By Tara Laskowski, MFA ’06
With the global warming debate heating up in the news, researchers at George Mason University and the independent Center for Ocean-Land-Atmosphere Studies (COLA) conducted a comprehensive, and somewhat controversial, study that showed global warming temperatures for the next century might be higher than have been estimated.
The study put current climate models to the test and for the first time ranked these complex systems in terms of accuracy. Results showed that when current models used to predict the Earth’s climate are ranked in this way, the more reliable models tend to project higher estimates of global warming for the next century.
A paper on the study, “Climate Model Fidelity and Projections of Climate Change,” which appeared in Geophysical Research Letters, presents a detailed mathematical analysis of the model simulations prepared for the Intergovernmental Panel on Climate Change (IPCC). It predicts that higher estimates of global warming—4 to 5 degrees Celsius as opposed to the model consensus range of 2 to 4 degrees Celsius—may be more likely.
This study is the first to relate the ranking of climate model accuracy to their simulations of future climate. In previous studies, the scientific community has been reluctant to evaluate models in relation to one another, but Mason and COLA scientists have used this comparison to stress an important trend in the current predictions of global warming.

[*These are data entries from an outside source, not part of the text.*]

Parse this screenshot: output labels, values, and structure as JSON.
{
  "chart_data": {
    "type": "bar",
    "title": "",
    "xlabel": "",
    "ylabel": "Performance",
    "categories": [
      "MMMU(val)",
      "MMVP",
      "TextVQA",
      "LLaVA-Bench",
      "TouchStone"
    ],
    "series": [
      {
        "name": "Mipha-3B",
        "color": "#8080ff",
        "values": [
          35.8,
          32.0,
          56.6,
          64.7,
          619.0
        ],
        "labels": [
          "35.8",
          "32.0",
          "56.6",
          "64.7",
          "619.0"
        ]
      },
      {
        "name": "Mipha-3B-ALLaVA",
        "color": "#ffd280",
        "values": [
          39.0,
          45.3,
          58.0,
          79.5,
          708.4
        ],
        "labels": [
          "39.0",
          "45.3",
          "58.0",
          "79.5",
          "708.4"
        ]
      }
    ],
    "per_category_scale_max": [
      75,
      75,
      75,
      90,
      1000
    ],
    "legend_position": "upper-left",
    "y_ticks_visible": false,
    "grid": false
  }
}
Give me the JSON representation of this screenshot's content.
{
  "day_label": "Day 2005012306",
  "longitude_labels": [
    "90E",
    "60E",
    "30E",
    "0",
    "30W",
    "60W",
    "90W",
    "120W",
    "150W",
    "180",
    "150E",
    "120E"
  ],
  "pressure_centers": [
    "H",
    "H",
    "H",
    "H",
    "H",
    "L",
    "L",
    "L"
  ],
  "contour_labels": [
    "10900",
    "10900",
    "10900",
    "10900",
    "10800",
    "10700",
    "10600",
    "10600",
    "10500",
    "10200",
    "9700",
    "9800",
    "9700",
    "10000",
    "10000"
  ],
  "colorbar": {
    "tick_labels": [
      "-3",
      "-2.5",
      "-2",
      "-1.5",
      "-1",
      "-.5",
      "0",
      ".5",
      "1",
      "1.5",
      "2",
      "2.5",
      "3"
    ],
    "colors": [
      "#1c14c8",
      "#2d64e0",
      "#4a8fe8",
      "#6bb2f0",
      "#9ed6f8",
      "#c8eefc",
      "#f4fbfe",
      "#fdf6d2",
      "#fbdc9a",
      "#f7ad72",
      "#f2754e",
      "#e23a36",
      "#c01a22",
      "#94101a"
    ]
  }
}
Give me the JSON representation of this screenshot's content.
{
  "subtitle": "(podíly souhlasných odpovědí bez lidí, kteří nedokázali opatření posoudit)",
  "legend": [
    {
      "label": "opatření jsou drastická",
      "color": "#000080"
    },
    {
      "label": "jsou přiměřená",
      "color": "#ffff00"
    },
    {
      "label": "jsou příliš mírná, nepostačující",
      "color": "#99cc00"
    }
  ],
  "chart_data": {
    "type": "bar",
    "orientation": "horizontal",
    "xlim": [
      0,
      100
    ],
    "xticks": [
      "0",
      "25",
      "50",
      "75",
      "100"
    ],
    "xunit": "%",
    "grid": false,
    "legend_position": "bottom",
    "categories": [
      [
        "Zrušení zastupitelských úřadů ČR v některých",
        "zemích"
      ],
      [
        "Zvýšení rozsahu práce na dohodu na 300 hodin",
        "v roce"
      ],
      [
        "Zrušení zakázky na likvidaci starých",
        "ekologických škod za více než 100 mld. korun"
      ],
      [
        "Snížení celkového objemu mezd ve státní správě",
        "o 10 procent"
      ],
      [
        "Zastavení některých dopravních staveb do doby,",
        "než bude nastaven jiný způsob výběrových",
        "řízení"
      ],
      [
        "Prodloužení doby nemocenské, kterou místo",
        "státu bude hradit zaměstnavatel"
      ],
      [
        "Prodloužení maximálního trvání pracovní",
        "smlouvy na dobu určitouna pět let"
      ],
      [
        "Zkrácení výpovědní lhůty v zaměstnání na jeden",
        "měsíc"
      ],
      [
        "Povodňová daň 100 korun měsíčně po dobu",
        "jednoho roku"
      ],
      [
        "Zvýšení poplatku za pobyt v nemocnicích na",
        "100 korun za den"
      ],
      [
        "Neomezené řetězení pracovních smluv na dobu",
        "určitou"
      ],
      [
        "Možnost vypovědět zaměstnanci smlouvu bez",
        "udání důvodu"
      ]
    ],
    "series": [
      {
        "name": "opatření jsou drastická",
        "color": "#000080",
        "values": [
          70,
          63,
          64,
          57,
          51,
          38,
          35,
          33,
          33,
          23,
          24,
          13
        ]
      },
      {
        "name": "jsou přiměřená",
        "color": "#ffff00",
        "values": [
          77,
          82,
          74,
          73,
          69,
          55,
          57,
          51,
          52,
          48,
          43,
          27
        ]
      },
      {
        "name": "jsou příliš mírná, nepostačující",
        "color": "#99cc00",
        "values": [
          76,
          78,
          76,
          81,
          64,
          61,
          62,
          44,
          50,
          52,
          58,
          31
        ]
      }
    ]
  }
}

“Most reports of IPCC projections treat all models as equal, but we have found that some models do a better job of simulating the past century than others,” says Jagadish Shukla, professor of climate dynamics and the paper’s lead author. “Giving the higher fidelity models more weight implies a higher future global warming estimate than expected heretofore.”
The researchers (Shukla, Timothy DelSole, Michael Fennessy, Jim Kinter, and Daniel Paolino) looked at the results of 14 current climate models from 10 different premier laboratories in five different countries. The identities of the models are being withheld to avoid promoting or criticizing individual models or modeling groups.
“It is somewhat controversial in the climate modeling community to rank the models, primarily because the climate system is complex, and an individual model may do well on one aspect of climate and poorly on others,” says Kinter, director of COLA, a research center in Calverton, Maryland, and an associate professor of climate dynamics at Mason. “It is also controversial from a political point of view, because the models are associated with particular institutions and their countries of origin, and no institution or country wants its model to be found to be inferior to other models.
“As a result, the usual IPCC practice of model analysis is to consider all models as equals. Our result, that the more accurate the model, the higher the estimate of future global warming, suggests that equal weighting among all models may lead to an underestimate.”
Changes predicted in the Earth’s climate for the next 100 years have scientists concerned, and Mason and COLA researchers hope their results will throw more light on the subject.
“This paper addresses one of the most important issues facing both the scientific community and the international policy community: namely, the magnitude of global warming because so much is at stake for the future of humankind and the planetary ecosystem,” says Shukla, who recently received the International Meteorological Organization Prize, which is considered the highest international award in the meteorological field, for his work.
If the Earth warms 4 or 5 degrees on average in the next century, that change could have a significant effect on certain geographic areas. “The sort of changes we are talking about are relatively small,” says Kinter, “but because the changes we have already seen in the past 100 years are unprecedented with respect to the past 400,000 years of the planet’s history, there is concern.”